Profitability Ratios
Indicate how much profit is made relative to investment or sales.
Liquidity Ratios
Measure how well a company can meet short-term obligations.
Debt Ratios
Examine how much debt is used to finance a company's operations.
Efficiency Ratios
Evaluate how well a company manages its assets.
Financial Manager's Main Goal
To maximize the firm's value to its owners.
Sole Proprietorship
A business owned completely by one individual.
Partnership
A business owned jointly by two or more people.
Corporation
A legal entity separate from its owners, capable of entering contracts and being taxed.
Limited Liability Company (LLC)
Combines the benefits of a corporation with the tax efficiencies of a partnership.
Merger
When two companies combine to form a new entity.
Acquisition
The purchase of one company by another.
Operations Management (OM)
Activities involved in transforming product ideas into finished products.
Product Planning
Determining how goods will be produced and where.
Production Control
Scheduling and monitoring production activities to meet demand.
Quality Control
Ensuring goods and services meet specifications.
Just-in-Time Production
Arranging for materials to arrive just as needed in the production process.

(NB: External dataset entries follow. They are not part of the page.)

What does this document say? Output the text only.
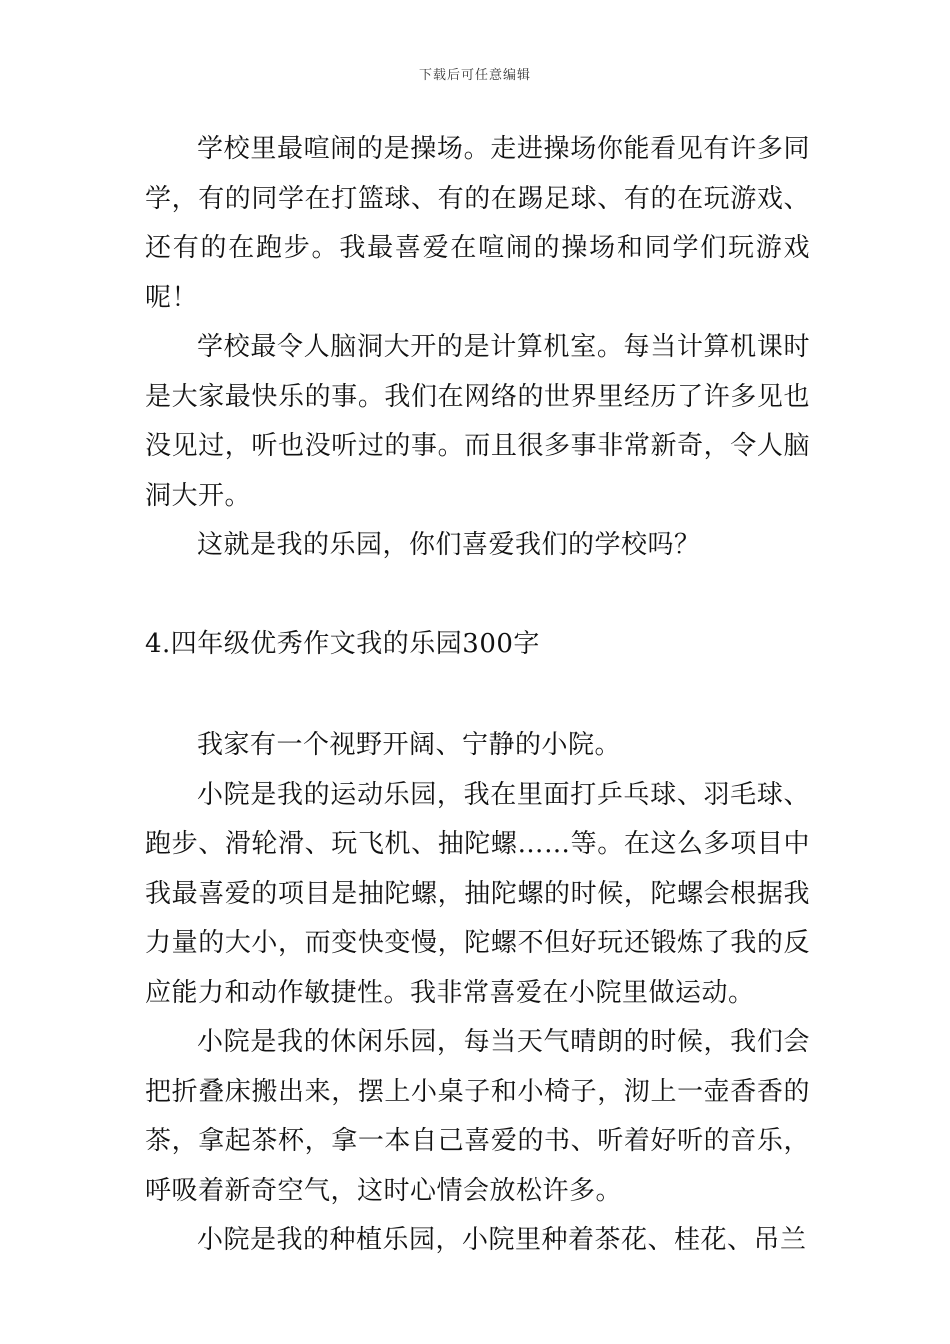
下载后可任意编辑

学校里最喧闹的是操场。走进操场你能看见有许多同学，有的同学在打篮球、有的在踢足球、有的在玩游戏、还有的在跑步。我最喜爱在喧闹的操场和同学们玩游戏呢！

学校最令人脑洞大开的是计算机室。每当计算机课时是大家最快乐的事。我们在网络的世界里经历了许多见也没见过，听也没听过的事。而且很多事非常新奇，令人脑洞大开。

这就是我的乐园，你们喜爱我们的学校吗？

4.四年级优秀作文我的乐园300字

我家有一个视野开阔、宁静的小院。

小院是我的运动乐园，我在里面打乒乓球、羽毛球、跑步、滑轮滑、玩飞机、抽陀螺……等。在这么多项目中我最喜爱的项目是抽陀螺，抽陀螺的时候，陀螺会根据我力量的大小，而变快变慢，陀螺不但好玩还锻炼了我的反应能力和动作敏捷性。我非常喜爱在小院里做运动。

小院是我的休闲乐园，每当天气晴朗的时候，我们会把折叠床搬出来，摆上小桌子和小椅子，沏上一壶香香的茶，拿起茶杯，拿一本自己喜爱的书、听着好听的音乐，呼吸着新奇空气，这时心情会放松许多。

小院是我的种植乐园，小院里种着茶花、桂花、吊兰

Statistical Process Control
Monitors production quality by testing sample outputs.
Leadership Styles
Different approaches to leading and motivating teams.
Autocratic Leadership
Decision-making style where managers make decisions without consulting subordinates.
Democratic Leadership
Decision-making style where input from subordinates is sought.
Free-rein Leadership
A hands-off management approach giving employees control.
Centralized Decision Making
Concentration of decision-making authority at the top levels.
Decentralized Decision Making
Spreads decision-making authority throughout the organization.